İçişleri Bakanı Soylu, HDP'li belediyelere kayyum atanması hususunda yöneltilen soru üzerine şu değerlendirmelerde bulundu:

"Bütün HDP il binalarını terör örgütlerine adam alma merkezi olarak kullandılar. Belediyeleri ne olarak kullandıklarını hepimiz gördük. Çukur olaylarında arabalarından tutun kepçelerine kadar, insanlarına ve paralarına kadar... Geçen gün Amedspor hakkında bir şey söyledim. Bana yine kızdılar. Birisi bu lafı söyleyecek. Ne kadar kızarlarsa kızsınlar. Ben devlet millet adına gerçekleri söylemeye devam edeceğim. Cemil Bayık belediyelere talimat verdi. Bu bizim istihbari bilgimiz. 'Amedspor'u destekleyeceksiniz, para göndereceksiniz.' dedi. Bu talimatı kim veriyor? Terör örgütü mensubu. Ben Amedspor'a müfettiş ve denetmen gönderdim. Tam da Cemil Bayık'ın dediği çıktı. Büyükşehir Belediyesi, Silvan Belediyesi, Tam 4 belediye söylediği tarihler içerisinde para göndermiş. Bu ilişkiyi yok göremeyiz."

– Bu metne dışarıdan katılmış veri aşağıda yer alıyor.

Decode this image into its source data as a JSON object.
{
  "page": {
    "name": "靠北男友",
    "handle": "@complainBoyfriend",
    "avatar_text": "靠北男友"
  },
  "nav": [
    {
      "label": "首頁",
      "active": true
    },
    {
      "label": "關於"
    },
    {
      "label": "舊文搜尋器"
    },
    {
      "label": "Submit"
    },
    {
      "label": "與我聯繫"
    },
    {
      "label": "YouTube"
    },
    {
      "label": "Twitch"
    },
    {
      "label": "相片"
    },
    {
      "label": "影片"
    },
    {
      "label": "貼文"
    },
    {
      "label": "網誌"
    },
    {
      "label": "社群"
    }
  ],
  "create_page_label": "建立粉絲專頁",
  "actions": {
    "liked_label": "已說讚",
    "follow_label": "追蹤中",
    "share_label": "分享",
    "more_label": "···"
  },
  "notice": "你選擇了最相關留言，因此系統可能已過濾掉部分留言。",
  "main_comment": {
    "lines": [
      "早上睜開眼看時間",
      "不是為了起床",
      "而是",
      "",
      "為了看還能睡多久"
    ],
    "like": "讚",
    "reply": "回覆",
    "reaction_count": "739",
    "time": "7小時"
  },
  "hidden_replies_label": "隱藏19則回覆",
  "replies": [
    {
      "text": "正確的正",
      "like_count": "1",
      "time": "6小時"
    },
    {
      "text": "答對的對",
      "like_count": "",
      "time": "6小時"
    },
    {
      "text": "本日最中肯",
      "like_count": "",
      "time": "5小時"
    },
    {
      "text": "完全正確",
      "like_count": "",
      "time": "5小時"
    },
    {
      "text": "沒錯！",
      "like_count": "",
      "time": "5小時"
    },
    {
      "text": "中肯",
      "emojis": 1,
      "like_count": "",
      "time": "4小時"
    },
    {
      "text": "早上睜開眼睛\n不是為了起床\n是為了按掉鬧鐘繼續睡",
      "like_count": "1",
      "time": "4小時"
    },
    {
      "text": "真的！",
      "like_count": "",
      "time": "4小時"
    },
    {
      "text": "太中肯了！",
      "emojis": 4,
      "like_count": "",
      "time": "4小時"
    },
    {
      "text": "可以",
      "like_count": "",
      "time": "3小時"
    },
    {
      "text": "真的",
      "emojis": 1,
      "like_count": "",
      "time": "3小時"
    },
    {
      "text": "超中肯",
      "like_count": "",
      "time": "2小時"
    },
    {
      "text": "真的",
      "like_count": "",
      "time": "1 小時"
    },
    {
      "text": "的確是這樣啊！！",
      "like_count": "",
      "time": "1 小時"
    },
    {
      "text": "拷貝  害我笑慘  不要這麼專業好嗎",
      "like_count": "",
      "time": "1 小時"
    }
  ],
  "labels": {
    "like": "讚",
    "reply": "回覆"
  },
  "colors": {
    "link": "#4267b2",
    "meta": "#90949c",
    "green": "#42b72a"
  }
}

"HDP milyonlarca oy aldı ve Meclis'te grubu bulunan bir parti, bunu PKK yönetiyorsa neden Yargıtay Cumhuriyet Başsavcılığı işlem yapmıyor?" şeklindeki soru üzerine Soylu, "Onun meselesi. O hukukun ve yargının meselesi. Bana bazen de kızıyorlar. Ben Anayasa Mahkemesi ile aynı gözlükten bakmıyorum. Bakmak zorunda mıyım? O zaman niye yasama, yürütme, yargı var. Ben yürütmenin bir temsilcisiyim." dedi.

Soylu, yabancı teröristlerin iadesine dair son durum hakkında şunları söyledi:

"3069 DEAŞ'lıyı kim öldürdü? Hem de Avrupa'nın DEAŞ tehdidinden bizim DEAŞ tehdidimiz çok yüksek. Buradalar. Biz de tarlayı sürme imkanları Irak'ta Suriye'de Tunus'ta Afganistan'da Pakistan'da buralarda tarlayı sürme imkanları daha yüksek. Ama buna rağmen Avrupa sanki burada tertemiz. Bu meseleyi bizim üzerimize ve İslam ülkeleri üzerine yıkmak için çabaları söz konusu. Şimdi de bunların bin 200 civarına cezaevinde, geri gönderme merkezlerimizde 980, bizim gözetimimiz altındaki Fırat Kalkanı bölgesinde 287 civarında DEAŞ'lı var. 'Bunları istemiyoruz. Vatandaşlıktan çıkardık' dediler. Yok öyle bir şey. İnsan Hakları Evrensel Beyannamesi, BM kararları açık, Güvenlik Konseyi kararları, geri kabul anlaşmalarımız açık. Bunları size göndeririz, yoksa sizi rezil ederiz. Açık açık söyledik."

Soylu, yıl başından beri 778 teröristin ülkelerine gönderildiğini belirterek, temelde Türkiye'nin Avrupa'yı gözeten bir çalışma yaptığını anlattı.